Гришатка ходил как в воду опущенный. Материнское лицо истончалось, всё больше обретало черты иконного лика. Казалось Грише, мать теперь смотрела поверх всего, ещё вчера столь милого её сердцу, туда, куда предстояло скоро уйти. Сердцем чувствовал, как рвутся незримые нити, скреплявшие её с ним, со всем земным миром. Эту отстранённость Арины ощущали и Никифор с Афоней. Они стали как бы
…Когда в остылом ноябрьском воздухе закружились первые снежинки, мать попросила покликать отца Василия. Он тотчас явился. Румяный с холода, в своей старенькой ряске, поверх которой был надет зипун. Посунулся к жаркому зеву печки, вытянул настывшие без варежек руки.
– Экий холодина завернул, вороны и те попрятались, – радуясь живому огню, сказал отец Василий. – Щас, Матвеевна, малость руки согрею, персты не гнутся. К приходу священника Арина обрядилась во всё смертное. И теперь лежала совсем чужая. Отец Василий застелил табуретку чистой холстинкой, положил на неё серебряный крест, Евангелие и велел всем выйти из избы.

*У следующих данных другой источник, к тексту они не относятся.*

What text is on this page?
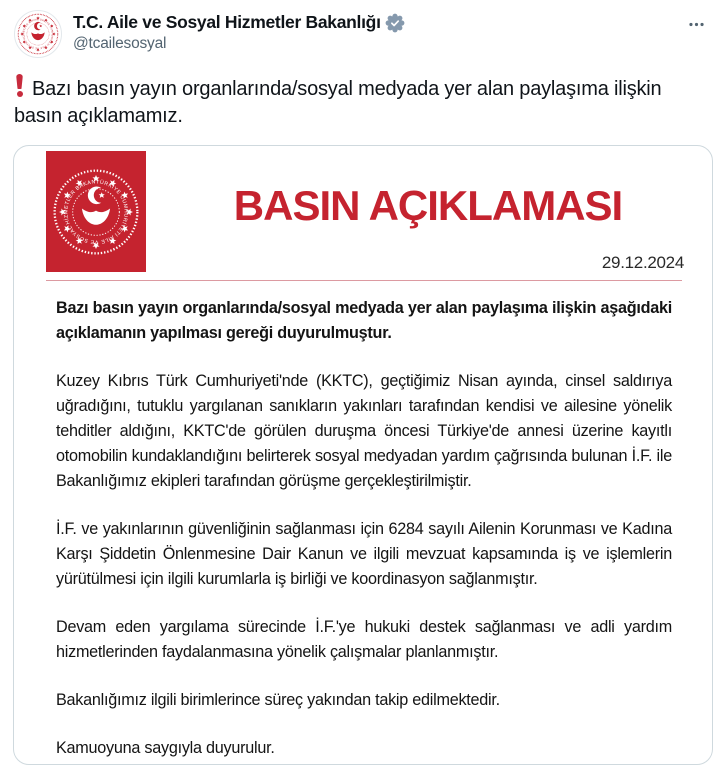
T.C. Aile ve Sosyal Hizmetler Bakanlığı
@tcailesosyal
Bazı basın yayın organlarında/sosyal medyada yer alan paylaşıma ilişkin basın açıklamamız.
BASIN AÇIKLAMASI
29.12.2024

Bazı basın yayın organlarında/sosyal medyada yer alan paylaşıma ilişkin aşağıdaki açıklamanın yapılması gereği duyurulmuştur.

Kuzey Kıbrıs Türk Cumhuriyeti'nde (KKTC), geçtiğimiz Nisan ayında, cinsel saldırıya uğradığını, tutuklu yargılanan sanıkların yakınları tarafından kendisi ve ailesine yönelik tehditler aldığını, KKTC'de görülen duruşma öncesi Türkiye'de annesi üzerine kayıtlı otomobilin kundaklandığını belirterek sosyal medyadan yardım çağrısında bulunan İ.F. ile Bakanlığımız ekipleri tarafından görüşme gerçekleştirilmiştir.

İ.F. ve yakınlarının güvenliğinin sağlanması için 6284 sayılı Ailenin Korunması ve Kadına Karşı Şiddetin Önlenmesine Dair Kanun ve ilgili mevzuat kapsamında iş ve işlemlerin yürütülmesi için ilgili kurumlarla iş birliği ve koordinasyon sağlanmıştır.

Devam eden yargılama sürecinde İ.F.'ye hukuki destek sağlanması ve adli yardım hizmetlerinden faydalanmasına yönelik çalışmalar planlanmıştır.

Bakanlığımız ilgili birimlerince süreç yakından takip edilmektedir.

Kamuoyuna saygıyla duyurulur.
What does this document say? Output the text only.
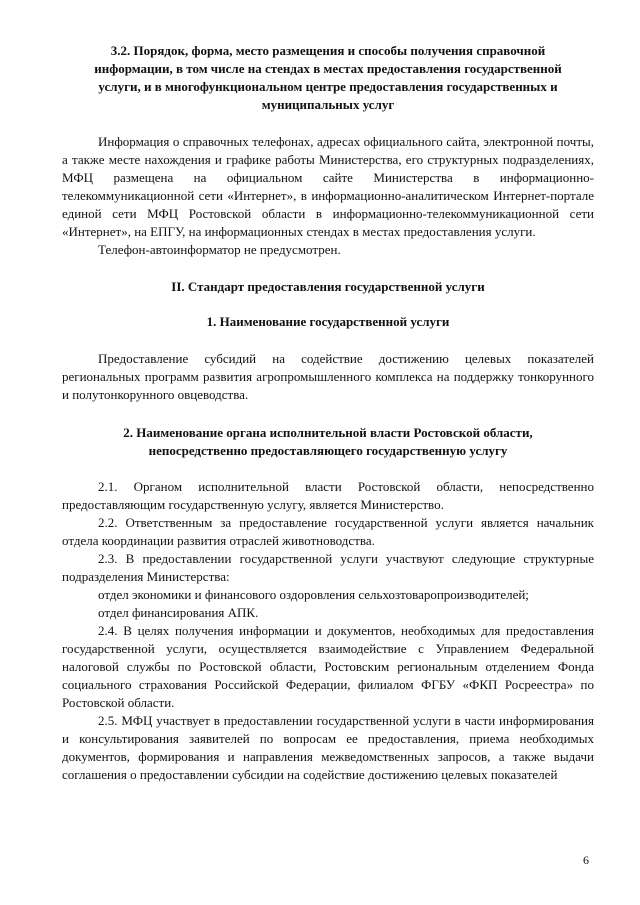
3.2. Порядок, форма, место размещения и способы получения справочной информации, в том числе на стендах в местах предоставления государственной услуги, и в многофункциональном центре предоставления государственных и муниципальных услуг

Информация о справочных телефонах, адресах официального сайта, электронной почты, а также месте нахождения и графике работы Министерства, его структурных подразделениях, МФЦ размещена на официальном сайте Министерства в информационно-телекоммуникационной сети «Интернет», в информационно-аналитическом Интернет-портале единой сети МФЦ Ростовской области в информационно-телекоммуникационной сети «Интернет», на ЕПГУ, на информационных стендах в местах предоставления услуги.

Телефон-автоинформатор не предусмотрен.

II. Стандарт предоставления государственной услуги
1. Наименование государственной услуги

Предоставление субсидий на содействие достижению целевых показателей региональных программ развития агропромышленного комплекса на поддержку тонкорунного и полутонкорунного овцеводства.

2. Наименование органа исполнительной власти Ростовской области, непосредственно предоставляющего государственную услугу

2.1. Органом исполнительной власти Ростовской области, непосредственно предоставляющим государственную услугу, является Министерство.

2.2. Ответственным за предоставление государственной услуги является начальник отдела координации развития отраслей животноводства.

2.3. В предоставлении государственной услуги участвуют следующие структурные подразделения Министерства:

отдел экономики и финансового оздоровления сельхозтоваропроизводителей;

отдел финансирования АПК.

2.4. В целях получения информации и документов, необходимых для предоставления государственной услуги, осуществляется взаимодействие с Управлением Федеральной налоговой службы по Ростовской области, Ростовским региональным отделением Фонда социального страхования Российской Федерации, филиалом ФГБУ «ФКП Росреестра» по Ростовской области.

2.5. МФЦ участвует в предоставлении государственной услуги в части информирования и консультирования заявителей по вопросам ее предоставления, приема необходимых документов, формирования и направления межведомственных запросов, а также выдачи соглашения о предоставлении субсидии на содействие достижению целевых показателей

6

В мастерской было сумрачно. Из-за двери долетал лишь что-то бубнивший голос отца Василия. Убитый горем, Никифор исподлобья поглядывал на сыновей. Афонька, хоть и старший, жался к Грише. На столе тускло отблёскивала недописанная икона. Все трое молчали. Там, за дверью, совершалось великое таинство – приготовление к уходу в иной мир, куда в свой час предстоит шагнуть каждому из нас.
Отец Василий исповедовал и соборовал Арину. Горячими сухими губами поцеловала она ледяной крест и Евангелие. Откинулась бессильно на подушку. Трудно ворочая языком, попросила позвать Никифора и детей.
– Никиша и ты, Афоня, целуйте крест, что не бросите Гришатку.
– Не сумлевайся, – задрожал голосом Ники-фор. – Сын мне чать, а ему брат родный…
– Приведёшь молодушку. Ей он не нужен. Афоня женится. А он с кем? При отце Василии целуйте крест, что не бросите Гришу.
В эту минуту закатное солнце осветило избу. Крест в подрагивавшей руке священника загорелся, будто слетевший с небес трепетный ангел. Никифор опустился на колени, поклонился до полу.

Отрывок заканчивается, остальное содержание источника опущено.